Ryanair's reaction to the ruling was characteristically toys-out-of-pram. 'This judgment ignores the fact that the CMA’s Final Report was based on fanciful hypotheses, secretive "evidence" and unsubstantiated assumptions,' said the firm's comms chief Robin Kiely. 'As such, we have instructed our lawyers to appeal this ruling to the UK Supreme Court.'
The low cost carrier has a month to convince the Supreme Court to hear the appeal, and is taking a bold approach. The Court of Appeal decision, it says, 'raises human rights issues of significant public importance, including the scope of protection offered to businesses by the right to property'. Because competition authorities have never heard that one before.
If the Supreme Court decides that its human rights haven't in fact been violated (how can something that is not human have human rights, MT wonders?), Ryanair will be forced to get rid of 24% of Aer Lingus, which plays right into the hands of playground rival IAG.
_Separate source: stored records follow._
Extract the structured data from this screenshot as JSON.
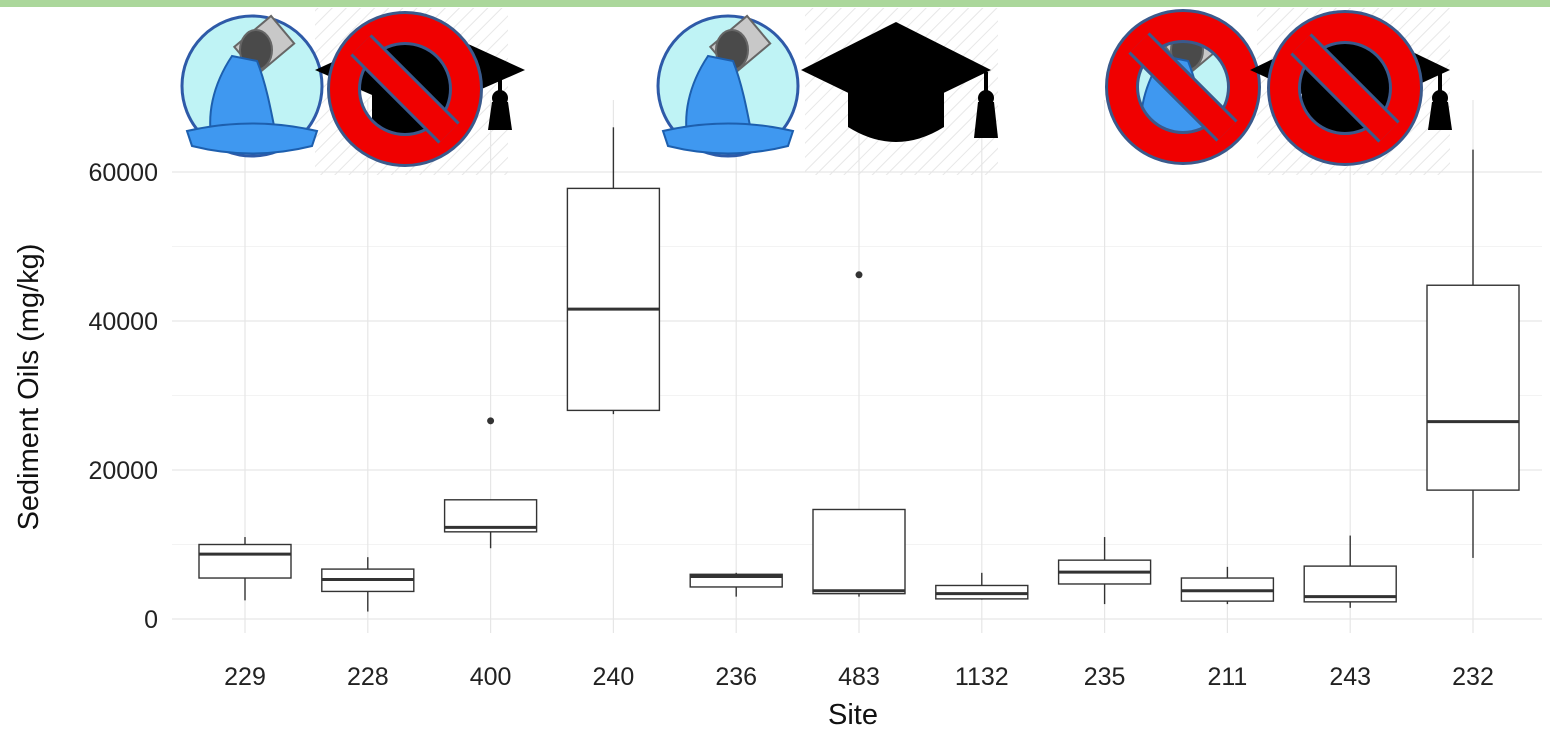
{
  "chart_data": {
    "type": "boxplot",
    "xlabel": "Site",
    "ylabel": "Sediment Oils (mg/kg)",
    "ylim": [
      -2000,
      66000
    ],
    "y_ticks": [
      0,
      20000,
      40000,
      60000
    ],
    "grid": true,
    "categories": [
      "229",
      "228",
      "400",
      "240",
      "236",
      "483",
      "1132",
      "235",
      "211",
      "243",
      "232"
    ],
    "boxes": [
      {
        "site": "229",
        "min": 2500,
        "q1": 5500,
        "median": 8700,
        "q3": 10000,
        "max": 11000,
        "outliers": []
      },
      {
        "site": "228",
        "min": 1000,
        "q1": 3700,
        "median": 5300,
        "q3": 6700,
        "max": 8300,
        "outliers": []
      },
      {
        "site": "400",
        "min": 9500,
        "q1": 11700,
        "median": 12300,
        "q3": 16000,
        "max": 16000,
        "outliers": [
          26600
        ]
      },
      {
        "site": "240",
        "min": 27500,
        "q1": 28000,
        "median": 41600,
        "q3": 57800,
        "max": 66000,
        "outliers": []
      },
      {
        "site": "236",
        "min": 3000,
        "q1": 4300,
        "median": 5700,
        "q3": 6000,
        "max": 6200,
        "outliers": []
      },
      {
        "site": "483",
        "min": 3000,
        "q1": 3400,
        "median": 3800,
        "q3": 14700,
        "max": 14700,
        "outliers": [
          46200
        ]
      },
      {
        "site": "1132",
        "min": 2600,
        "q1": 2700,
        "median": 3400,
        "q3": 4500,
        "max": 6200,
        "outliers": []
      },
      {
        "site": "235",
        "min": 2000,
        "q1": 4700,
        "median": 6300,
        "q3": 7900,
        "max": 11000,
        "outliers": []
      },
      {
        "site": "211",
        "min": 2000,
        "q1": 2400,
        "median": 3800,
        "q3": 5500,
        "max": 7000,
        "outliers": []
      },
      {
        "site": "243",
        "min": 1500,
        "q1": 2300,
        "median": 3000,
        "q3": 7100,
        "max": 11200,
        "outliers": []
      },
      {
        "site": "232",
        "min": 8200,
        "q1": 17300,
        "median": 26500,
        "q3": 44800,
        "max": 63000,
        "outliers": []
      }
    ]
  },
  "icons": [
    {
      "group": 1,
      "water_icon": "water-outfall-icon",
      "water_crossed": false,
      "cap_icon": "graduation-cap-icon",
      "cap_crossed": true
    },
    {
      "group": 2,
      "water_icon": "water-outfall-icon",
      "water_crossed": false,
      "cap_icon": "graduation-cap-icon",
      "cap_crossed": false
    },
    {
      "group": 3,
      "water_icon": "water-outfall-icon",
      "water_crossed": true,
      "cap_icon": "graduation-cap-icon",
      "cap_crossed": true
    }
  ],
  "colors": {
    "prohibited_fill": "#f00000",
    "prohibited_stroke": "#3a5a8c",
    "water_blue": "#3f98f0",
    "water_bg": "#bff3f5",
    "top_strip": "#8fc97a"
  }
}
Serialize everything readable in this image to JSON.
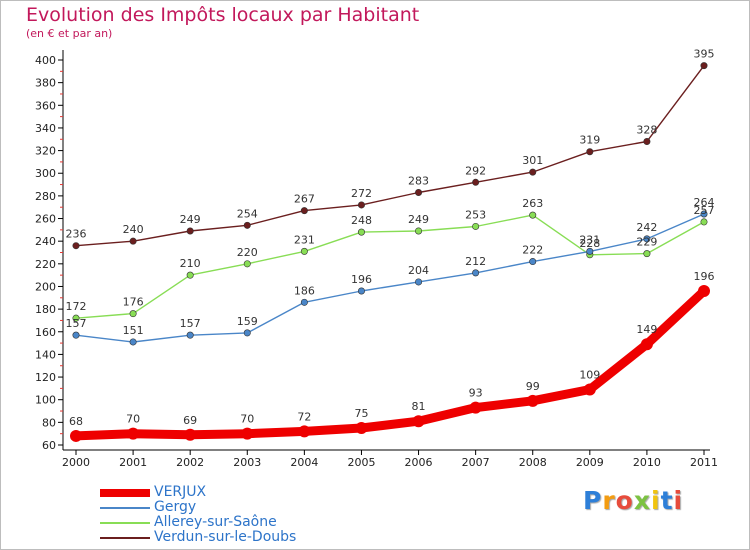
{
  "chart_data": {
    "type": "line",
    "title": "Evolution des Impôts locaux par Habitant",
    "subtitle": "(en € et par an)",
    "xlabel": "",
    "ylabel": "",
    "categories": [
      "2000",
      "2001",
      "2002",
      "2003",
      "2004",
      "2005",
      "2006",
      "2007",
      "2008",
      "2009",
      "2010",
      "2011"
    ],
    "ylim": [
      60,
      400
    ],
    "ytick_step": 20,
    "grid": false,
    "legend_position": "bottom-left",
    "series": [
      {
        "name": "VERJUX",
        "color": "#ee0000",
        "values": [
          68,
          70,
          69,
          70,
          72,
          75,
          81,
          93,
          99,
          109,
          149,
          196
        ]
      },
      {
        "name": "Gergy",
        "color": "#4a86c8",
        "values": [
          157,
          151,
          157,
          159,
          186,
          196,
          204,
          212,
          222,
          231,
          242,
          264
        ]
      },
      {
        "name": "Allerey-sur-Saône",
        "color": "#88dd55",
        "values": [
          172,
          176,
          210,
          220,
          231,
          248,
          249,
          253,
          263,
          228,
          229,
          257
        ]
      },
      {
        "name": "Verdun-sur-le-Doubs",
        "color": "#6b1f1f",
        "values": [
          236,
          240,
          249,
          254,
          267,
          272,
          283,
          292,
          301,
          319,
          328,
          395
        ]
      }
    ]
  },
  "brand": {
    "letters": [
      {
        "ch": "P",
        "color": "#2e7fd8"
      },
      {
        "ch": "r",
        "color": "#f39c12"
      },
      {
        "ch": "o",
        "color": "#e74c3c"
      },
      {
        "ch": "x",
        "color": "#7cc242"
      },
      {
        "ch": "i",
        "color": "#f1c40f"
      },
      {
        "ch": "t",
        "color": "#2e7fd8"
      },
      {
        "ch": "i",
        "color": "#e74c3c"
      }
    ]
  }
}
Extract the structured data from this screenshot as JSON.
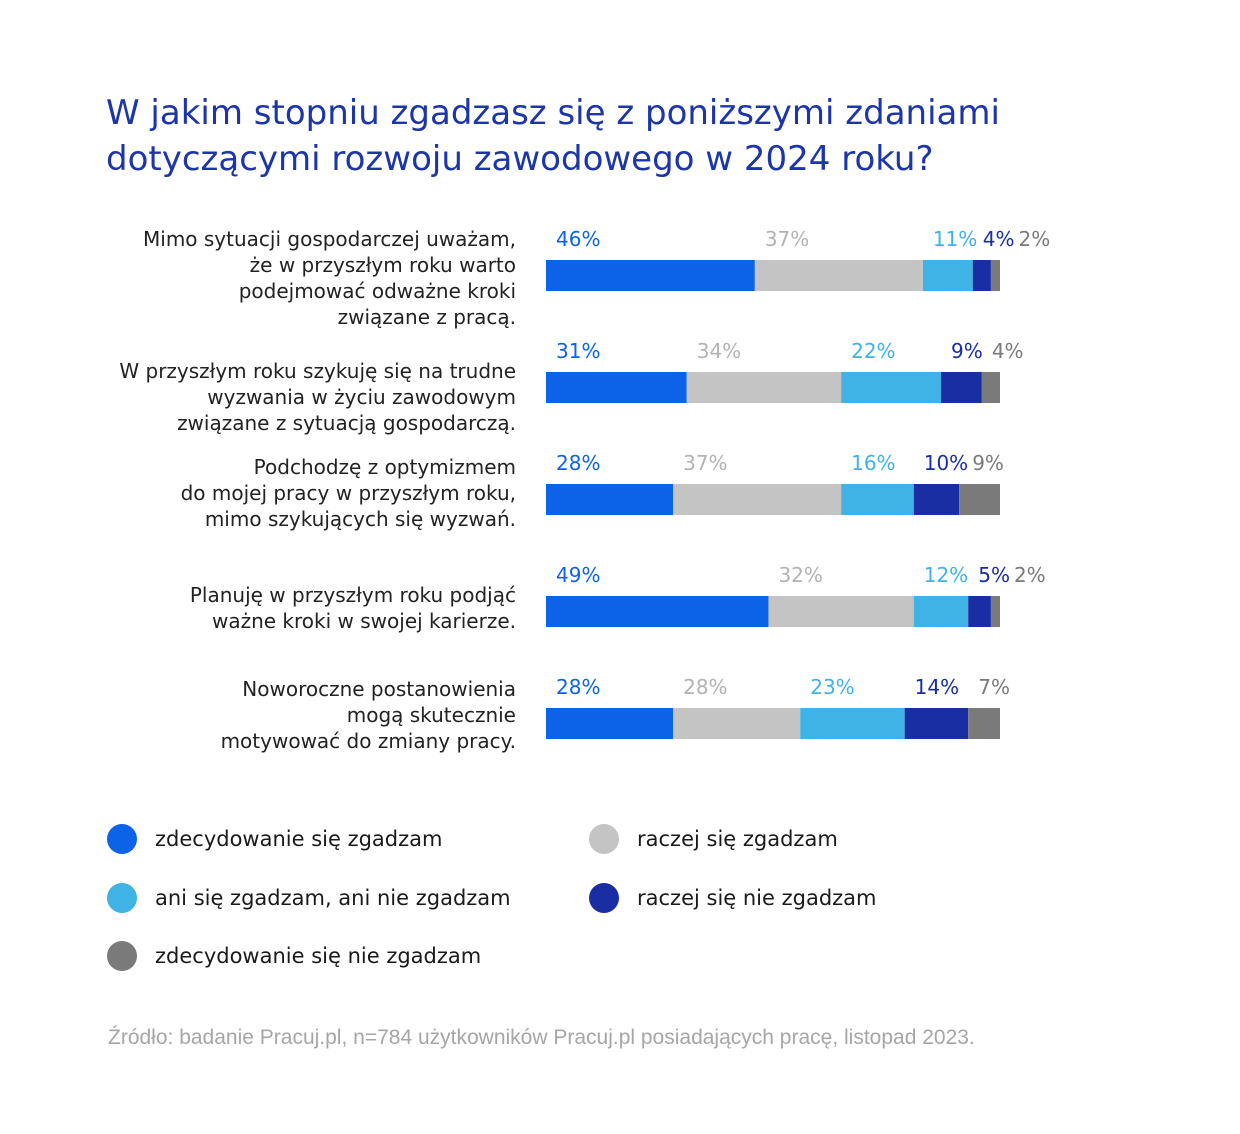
{
  "title_lines": [
    "W jakim stopniu zgadzasz się z poniższymi zdaniami",
    "dotyczącymi rozwoju zawodowego w 2024 roku?"
  ],
  "colors": {
    "zdecydowanie_zgadzam": "#0d63e8",
    "raczej_zgadzam": "#c4c4c4",
    "ani_ani": "#40b3e6",
    "raczej_nie": "#1a2ea3",
    "zdecydowanie_nie": "#7a7a7a",
    "title": "#1c35a8",
    "source": "#a6a6a6"
  },
  "row_labels": [
    [
      "Mimo sytuacji gospodarczej uważam,",
      "że w przyszłym roku warto",
      "podejmować odważne kroki",
      "związane z pracą."
    ],
    [
      "W przyszłym roku szykuję się na trudne",
      "wyzwania w życiu zawodowym",
      "związane z sytuacją gospodarczą."
    ],
    [
      "Podchodzę z optymizmem",
      "do mojej pracy w przyszłym roku,",
      "mimo szykujących się wyzwań."
    ],
    [
      "Planuję w przyszłym roku podjąć",
      "ważne kroki w swojej karierze."
    ],
    [
      "Noworoczne postanowienia",
      "mogą skutecznie",
      "motywować do zmiany pracy."
    ]
  ],
  "legend": [
    {
      "label": "zdecydowanie się zgadzam",
      "color_key": "zdecydowanie_zgadzam"
    },
    {
      "label": "raczej się zgadzam",
      "color_key": "raczej_zgadzam"
    },
    {
      "label": "ani się zgadzam, ani nie zgadzam",
      "color_key": "ani_ani"
    },
    {
      "label": "raczej się nie zgadzam",
      "color_key": "raczej_nie"
    },
    {
      "label": "zdecydowanie się nie zgadzam",
      "color_key": "zdecydowanie_nie"
    }
  ],
  "source": "Źródło: badanie Pracuj.pl, n=784 użytkowników Pracuj.pl posiadających pracę, listopad 2023.",
  "chart_data": {
    "type": "bar",
    "orientation": "horizontal",
    "stacked": true,
    "unit": "%",
    "categories": [
      "Mimo sytuacji gospodarczej uważam, że w przyszłym roku warto podejmować odważne kroki związane z pracą.",
      "W przyszłym roku szykuję się na trudne wyzwania w życiu zawodowym związane z sytuacją gospodarczą.",
      "Podchodzę z optymizmem do mojej pracy w przyszłym roku, mimo szykujących się wyzwań.",
      "Planuję w przyszłym roku podjąć ważne kroki w swojej karierze.",
      "Noworoczne postanowienia mogą skutecznie motywować do zmiany pracy."
    ],
    "series": [
      {
        "name": "zdecydowanie się zgadzam",
        "color": "#0d63e8",
        "label_color": "#0d63e8",
        "values": [
          46,
          31,
          28,
          49,
          28
        ]
      },
      {
        "name": "raczej się zgadzam",
        "color": "#c4c4c4",
        "label_color": "#b3b3b3",
        "values": [
          37,
          34,
          37,
          32,
          28
        ]
      },
      {
        "name": "ani się zgadzam, ani nie zgadzam",
        "color": "#40b3e6",
        "label_color": "#40b3e6",
        "values": [
          11,
          22,
          16,
          12,
          23
        ]
      },
      {
        "name": "raczej się nie zgadzam",
        "color": "#1a2ea3",
        "label_color": "#1a2ea3",
        "values": [
          4,
          9,
          10,
          5,
          14
        ]
      },
      {
        "name": "zdecydowanie się nie zgadzam",
        "color": "#7a7a7a",
        "label_color": "#7a7a7a",
        "values": [
          2,
          4,
          9,
          2,
          7
        ]
      }
    ],
    "xlim": [
      0,
      100
    ],
    "grid": false,
    "legend_position": "bottom"
  }
}
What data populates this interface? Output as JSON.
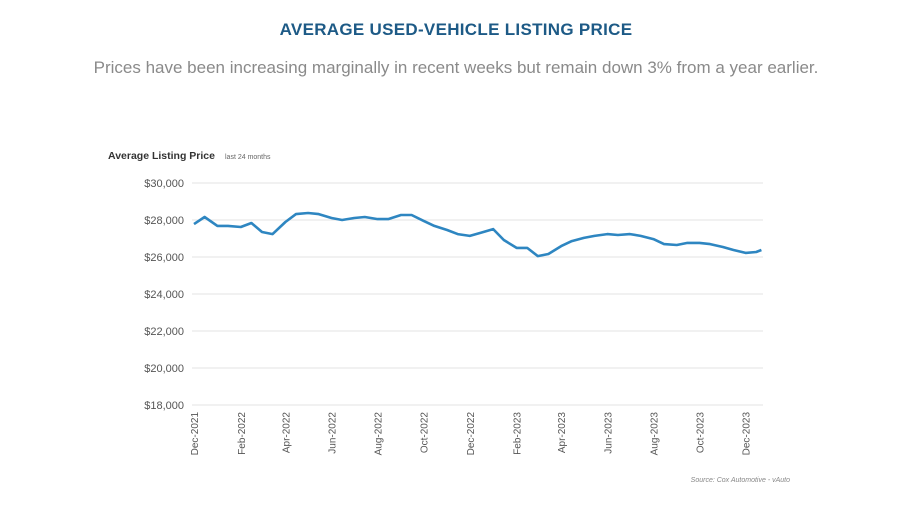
{
  "title": "AVERAGE USED-VEHICLE LISTING PRICE",
  "subtitle": "Prices have been increasing marginally in recent weeks but remain down 3% from a year earlier.",
  "chart_data": {
    "type": "line",
    "title": "Average Listing Price",
    "title_note": "last 24 months",
    "source": "Source: Cox Automotive - vAuto",
    "ylim": [
      18000,
      30000
    ],
    "yticks": [
      18000,
      20000,
      22000,
      24000,
      26000,
      28000,
      30000
    ],
    "ytick_labels": [
      "$18,000",
      "$20,000",
      "$22,000",
      "$24,000",
      "$26,000",
      "$28,000",
      "$30,000"
    ],
    "xticks": [
      "2021-12-01",
      "2022-02-01",
      "2022-04-01",
      "2022-06-01",
      "2022-08-01",
      "2022-10-01",
      "2022-12-01",
      "2023-02-01",
      "2023-04-01",
      "2023-06-01",
      "2023-08-01",
      "2023-10-01",
      "2023-12-01"
    ],
    "xtick_labels": [
      "Dec-2021",
      "Feb-2022",
      "Apr-2022",
      "Jun-2022",
      "Aug-2022",
      "Oct-2022",
      "Dec-2022",
      "Feb-2023",
      "Apr-2023",
      "Jun-2023",
      "Aug-2023",
      "Oct-2023",
      "Dec-2023"
    ],
    "grid": true,
    "color": "#2e86c1",
    "x": [
      "2021-12-01",
      "2021-12-15",
      "2022-01-01",
      "2022-01-15",
      "2022-02-01",
      "2022-02-15",
      "2022-03-01",
      "2022-03-15",
      "2022-04-01",
      "2022-04-15",
      "2022-05-01",
      "2022-05-15",
      "2022-06-01",
      "2022-06-15",
      "2022-07-01",
      "2022-07-15",
      "2022-08-01",
      "2022-08-15",
      "2022-09-01",
      "2022-09-15",
      "2022-10-01",
      "2022-10-15",
      "2022-11-01",
      "2022-11-15",
      "2022-12-01",
      "2022-12-15",
      "2023-01-01",
      "2023-01-15",
      "2023-02-01",
      "2023-02-15",
      "2023-03-01",
      "2023-03-15",
      "2023-04-01",
      "2023-04-15",
      "2023-05-01",
      "2023-05-15",
      "2023-06-01",
      "2023-06-15",
      "2023-07-01",
      "2023-07-15",
      "2023-08-01",
      "2023-08-15",
      "2023-09-01",
      "2023-09-15",
      "2023-10-01",
      "2023-10-15",
      "2023-11-01",
      "2023-11-15",
      "2023-12-01",
      "2023-12-15",
      "2023-12-22"
    ],
    "y": [
      27780,
      28160,
      27680,
      27680,
      27620,
      27840,
      27350,
      27240,
      27890,
      28320,
      28380,
      28320,
      28110,
      28000,
      28110,
      28160,
      28050,
      28050,
      28270,
      28270,
      27950,
      27680,
      27460,
      27240,
      27140,
      27300,
      27510,
      26920,
      26490,
      26490,
      26050,
      26160,
      26590,
      26860,
      27030,
      27140,
      27240,
      27190,
      27240,
      27140,
      26970,
      26700,
      26650,
      26760,
      26760,
      26700,
      26540,
      26380,
      26220,
      26270,
      26380
    ]
  }
}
The BA-Iberia owner recently upped its 2014 bid for Aer Lingus to €1.35bn (£1bn), which Ryanair argues disproves the CMA's argument that its stake deters potential takeovers. The success of IAG's bid currently depends on the agreement of both Ryanair (fat chance) and the Irish government, which holds a 25% stake. If Ryanair has to sell, getting the bid approved becomes a whole lot easier.
O'Leary has said Ryanair's stake is for sale, but he clearly isn't happy being forced into it. Ryanair doesn't have to sell while an appeal is being considered, so it's possible he wants to use the extra time to fight or delay the IAG bid to get better terms. On the other hand, maybe 'Europe's favourite airline' just doesn't like to lose.